The list of flaws, collectively called OMIGOD by researchers from Wiz, affect a little-known software agent called Open Management Infrastructure that’s automatically deployed in many Azure services –
- CVE-2021-38647 (CVSS score: 9.8) – Open Management Infrastructure Remote Code Execution Vulnerability
- CVE-2021-38648 (CVSS score: 7.8) – Open Management Infrastructure Elevation of Privilege Vulnerability
- CVE-2021-38645 (CVSS score: 7.8) – Open Management Infrastructure Elevation of Privilege Vulnerability
- CVE-2021-38649 (CVSS score: 7.0) – Open Management Infrastructure Elevation of Privilege Vulnerability
Open Management Infrastructure (OMI) is an open-source analogous equivalent of Windows Management Infrastructure (WMI) but designed for Linux and UNIX systems such as CentOS, Debian, Oracle Linux, Red Hat Enterprise Linux Server, SUSE Linux, and Ubuntu that allows for monitoring, inventory management, and syncing configurations across IT environments.
Azure customers on Linux machines, including users of Azure Automation, Azure Automatic Update, Azure Operations Management Suite (OMS), Azure Log Analytics, Azure Configuration Management, and Azure Diagnostics, are at risk of potential exploitation.
“When users enable any of these popular services, OMI is silently installed on their virtual machine, running at the highest privileges possible,” Wiz security researcher Nir Ohfeld said. “This happens without customers’ explicit consent or knowledge. Users simply click agree to log collection during set-up and they have unknowingly opted in.”

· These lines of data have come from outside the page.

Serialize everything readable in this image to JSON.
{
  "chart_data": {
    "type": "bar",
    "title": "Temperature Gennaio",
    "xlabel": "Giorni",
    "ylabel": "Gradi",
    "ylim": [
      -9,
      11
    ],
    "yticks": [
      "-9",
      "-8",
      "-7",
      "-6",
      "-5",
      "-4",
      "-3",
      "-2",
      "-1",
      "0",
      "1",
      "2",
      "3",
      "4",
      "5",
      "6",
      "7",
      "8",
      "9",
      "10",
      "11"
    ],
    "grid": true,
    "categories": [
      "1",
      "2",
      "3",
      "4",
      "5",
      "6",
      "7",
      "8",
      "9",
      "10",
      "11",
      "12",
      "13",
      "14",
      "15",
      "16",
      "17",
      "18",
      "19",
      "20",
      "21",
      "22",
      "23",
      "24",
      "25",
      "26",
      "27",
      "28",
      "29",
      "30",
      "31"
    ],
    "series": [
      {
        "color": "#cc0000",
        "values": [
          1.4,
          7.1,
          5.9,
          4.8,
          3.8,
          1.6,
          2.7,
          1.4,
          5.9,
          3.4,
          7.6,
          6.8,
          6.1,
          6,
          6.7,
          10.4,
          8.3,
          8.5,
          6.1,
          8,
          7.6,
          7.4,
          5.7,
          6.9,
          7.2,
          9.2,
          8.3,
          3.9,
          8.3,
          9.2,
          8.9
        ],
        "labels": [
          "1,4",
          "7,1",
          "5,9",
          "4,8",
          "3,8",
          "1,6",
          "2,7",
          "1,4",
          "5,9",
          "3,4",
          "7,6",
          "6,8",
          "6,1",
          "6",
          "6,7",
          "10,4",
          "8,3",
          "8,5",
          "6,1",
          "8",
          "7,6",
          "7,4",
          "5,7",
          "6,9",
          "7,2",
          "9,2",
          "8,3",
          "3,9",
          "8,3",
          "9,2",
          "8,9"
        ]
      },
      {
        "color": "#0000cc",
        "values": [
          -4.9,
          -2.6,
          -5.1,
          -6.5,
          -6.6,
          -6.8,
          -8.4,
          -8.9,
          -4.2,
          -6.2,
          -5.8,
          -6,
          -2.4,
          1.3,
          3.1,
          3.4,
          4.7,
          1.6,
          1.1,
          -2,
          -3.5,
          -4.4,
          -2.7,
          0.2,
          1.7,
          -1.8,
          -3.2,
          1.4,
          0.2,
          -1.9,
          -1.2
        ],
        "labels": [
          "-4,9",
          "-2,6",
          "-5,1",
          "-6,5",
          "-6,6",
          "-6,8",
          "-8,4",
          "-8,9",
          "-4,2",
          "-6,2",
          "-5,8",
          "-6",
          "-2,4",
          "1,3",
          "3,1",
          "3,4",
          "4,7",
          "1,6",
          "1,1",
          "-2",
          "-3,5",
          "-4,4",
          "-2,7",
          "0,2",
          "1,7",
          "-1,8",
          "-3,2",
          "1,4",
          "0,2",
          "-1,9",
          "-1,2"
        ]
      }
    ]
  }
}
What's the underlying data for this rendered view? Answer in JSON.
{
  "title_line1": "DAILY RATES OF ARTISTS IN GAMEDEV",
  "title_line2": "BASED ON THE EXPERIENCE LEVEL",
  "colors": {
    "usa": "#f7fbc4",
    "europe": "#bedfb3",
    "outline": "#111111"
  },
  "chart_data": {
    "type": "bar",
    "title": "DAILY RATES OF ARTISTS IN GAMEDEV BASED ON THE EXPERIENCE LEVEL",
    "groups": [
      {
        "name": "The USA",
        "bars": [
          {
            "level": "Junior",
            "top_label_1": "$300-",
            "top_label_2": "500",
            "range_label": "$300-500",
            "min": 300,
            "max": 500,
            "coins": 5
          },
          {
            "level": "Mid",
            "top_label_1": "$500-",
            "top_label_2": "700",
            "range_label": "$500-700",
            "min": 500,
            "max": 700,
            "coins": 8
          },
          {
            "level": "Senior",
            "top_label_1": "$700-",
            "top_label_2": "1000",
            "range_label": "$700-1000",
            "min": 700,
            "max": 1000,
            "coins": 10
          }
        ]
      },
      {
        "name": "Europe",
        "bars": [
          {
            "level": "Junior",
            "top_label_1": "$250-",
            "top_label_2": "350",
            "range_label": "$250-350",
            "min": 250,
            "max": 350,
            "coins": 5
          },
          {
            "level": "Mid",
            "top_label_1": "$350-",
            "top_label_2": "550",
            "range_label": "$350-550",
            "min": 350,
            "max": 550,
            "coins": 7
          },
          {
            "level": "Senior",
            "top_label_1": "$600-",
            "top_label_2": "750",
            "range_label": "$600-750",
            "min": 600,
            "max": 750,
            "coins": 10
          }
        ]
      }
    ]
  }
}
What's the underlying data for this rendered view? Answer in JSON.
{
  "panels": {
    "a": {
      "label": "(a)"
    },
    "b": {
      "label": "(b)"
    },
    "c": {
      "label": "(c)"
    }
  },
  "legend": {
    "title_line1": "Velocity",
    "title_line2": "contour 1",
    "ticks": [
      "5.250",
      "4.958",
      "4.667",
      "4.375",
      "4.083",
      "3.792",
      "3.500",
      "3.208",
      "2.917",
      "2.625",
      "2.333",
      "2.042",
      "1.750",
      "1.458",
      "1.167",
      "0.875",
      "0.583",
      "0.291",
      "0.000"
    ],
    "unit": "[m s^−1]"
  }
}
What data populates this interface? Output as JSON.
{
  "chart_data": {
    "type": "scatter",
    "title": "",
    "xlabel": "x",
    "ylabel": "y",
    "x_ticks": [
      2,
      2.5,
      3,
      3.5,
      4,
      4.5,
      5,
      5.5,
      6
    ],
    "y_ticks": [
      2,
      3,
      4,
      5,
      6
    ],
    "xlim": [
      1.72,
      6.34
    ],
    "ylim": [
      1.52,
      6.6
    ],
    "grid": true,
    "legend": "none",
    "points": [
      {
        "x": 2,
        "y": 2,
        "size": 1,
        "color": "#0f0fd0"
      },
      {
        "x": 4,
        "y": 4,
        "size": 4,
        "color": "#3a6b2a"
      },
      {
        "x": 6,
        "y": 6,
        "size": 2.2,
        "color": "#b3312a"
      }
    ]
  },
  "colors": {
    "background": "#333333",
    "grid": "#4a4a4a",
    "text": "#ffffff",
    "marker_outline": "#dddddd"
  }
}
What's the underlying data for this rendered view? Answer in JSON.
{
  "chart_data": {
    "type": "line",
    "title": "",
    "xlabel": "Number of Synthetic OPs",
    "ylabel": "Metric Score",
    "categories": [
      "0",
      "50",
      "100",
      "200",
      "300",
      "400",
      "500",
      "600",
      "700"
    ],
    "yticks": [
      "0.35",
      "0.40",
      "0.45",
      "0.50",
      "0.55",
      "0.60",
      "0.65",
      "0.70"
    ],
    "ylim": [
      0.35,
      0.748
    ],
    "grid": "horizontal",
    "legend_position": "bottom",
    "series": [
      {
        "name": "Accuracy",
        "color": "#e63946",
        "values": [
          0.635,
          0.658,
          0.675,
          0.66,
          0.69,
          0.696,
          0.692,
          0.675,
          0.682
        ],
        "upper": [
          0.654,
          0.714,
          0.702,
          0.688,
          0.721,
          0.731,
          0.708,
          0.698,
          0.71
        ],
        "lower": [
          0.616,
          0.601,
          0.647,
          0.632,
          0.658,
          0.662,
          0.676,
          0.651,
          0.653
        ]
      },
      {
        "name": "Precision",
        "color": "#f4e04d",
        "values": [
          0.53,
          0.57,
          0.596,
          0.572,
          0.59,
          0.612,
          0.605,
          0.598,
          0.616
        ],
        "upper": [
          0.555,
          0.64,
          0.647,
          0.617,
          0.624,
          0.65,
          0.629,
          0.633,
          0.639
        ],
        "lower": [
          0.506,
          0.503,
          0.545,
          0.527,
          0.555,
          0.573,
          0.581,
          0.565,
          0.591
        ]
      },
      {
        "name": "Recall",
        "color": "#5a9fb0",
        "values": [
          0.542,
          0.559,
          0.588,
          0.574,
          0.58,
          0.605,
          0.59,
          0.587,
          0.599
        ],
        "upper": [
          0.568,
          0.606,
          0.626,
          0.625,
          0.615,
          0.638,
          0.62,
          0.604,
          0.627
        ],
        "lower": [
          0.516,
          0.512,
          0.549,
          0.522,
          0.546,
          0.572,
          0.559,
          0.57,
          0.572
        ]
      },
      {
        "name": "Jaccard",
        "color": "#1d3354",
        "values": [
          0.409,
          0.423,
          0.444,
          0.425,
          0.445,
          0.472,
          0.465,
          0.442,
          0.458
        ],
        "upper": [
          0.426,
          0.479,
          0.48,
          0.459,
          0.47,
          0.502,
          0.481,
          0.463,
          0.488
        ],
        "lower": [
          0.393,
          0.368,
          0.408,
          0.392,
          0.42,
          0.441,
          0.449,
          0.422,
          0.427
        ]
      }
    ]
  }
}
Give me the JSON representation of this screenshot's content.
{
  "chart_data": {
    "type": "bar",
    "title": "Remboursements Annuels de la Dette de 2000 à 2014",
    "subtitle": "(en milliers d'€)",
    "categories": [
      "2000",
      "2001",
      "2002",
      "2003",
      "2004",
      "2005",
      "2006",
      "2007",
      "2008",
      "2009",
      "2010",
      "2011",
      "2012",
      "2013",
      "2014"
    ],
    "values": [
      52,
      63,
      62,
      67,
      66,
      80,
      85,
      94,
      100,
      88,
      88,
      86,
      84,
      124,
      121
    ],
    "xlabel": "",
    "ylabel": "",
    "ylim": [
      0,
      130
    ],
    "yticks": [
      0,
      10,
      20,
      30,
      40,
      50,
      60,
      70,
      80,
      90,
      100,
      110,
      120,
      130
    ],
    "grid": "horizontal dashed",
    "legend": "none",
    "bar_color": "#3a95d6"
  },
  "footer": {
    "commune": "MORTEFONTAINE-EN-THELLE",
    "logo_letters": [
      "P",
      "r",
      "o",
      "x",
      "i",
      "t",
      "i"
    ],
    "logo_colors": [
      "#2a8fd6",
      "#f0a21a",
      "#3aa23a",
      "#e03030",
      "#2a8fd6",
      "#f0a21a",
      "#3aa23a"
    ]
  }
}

“In addition to Azure cloud customers, other Microsoft customers are affected since OMI can be independently installed on any Linux machine and is frequently used on-premise,” Ohfeld added.
Since the OMI agent runs as root with the highest privileges, the aforementioned vulnerabilities could be abused by external actors or low-privileged users to remotely execute code on target machines and escalate privileges, thereby enabling the threat actors to take advantage of the elevated permissions to mount sophisticated attacks.
The most critical of the four flaws is a remote code execution flaw arising out of an internet-exposed HTTPS port like 5986, 5985, or 1270, allowing attackers to obtain initial access to a target Azure environment and subsequently move laterally within the network.
“This is a textbook RCE vulnerability that you would expect to see in the 90’s – it’s highly unusual to have one crop up in 2021 that can expose millions of endpoints,” Ohfeld said. “With a single packet, an attacker can become root on a remote machine by simply removing the authentication header. It’s that simple.”
“OMI is just one example of a ‘secret’ software agent that’s pre-installed and silently deployed in cloud environments. It’s important to note that these agents exist not just in Azure but in [Amazon Web Services] and [Google Cloud Platform] as well.”
Update: Microsoft on Thursday published additional guidance for the OMIGOD vulnerabilities, urging customers to apply the updates manually as and when they become available per the schedule outlined here. The security issues impact all versions of OMI below 1.6.8-1.
“Several Azure Virtual Machine (VM) management extensions use [the OMI] framework to orchestrate configuration management and log collection on Linux VMs,” Microsoft Security Response Center said in a bulletin. “The remote code execution vulnerability only impacts customers using a Linux management solution (on-premises SCOM or Azure Automation State Configuration or Azure Desired State Configuration extension) that enables remote OMI management.”
The development comes as Bad Packets reported mass scanning of Azure Linux-based servers vulnerable to the remote code execution flaw in an attempt to hijack vulnerable systems and mount further attacks, which, in turn, have been fueled by the public release of a proof-of-concept (PoC) exploit.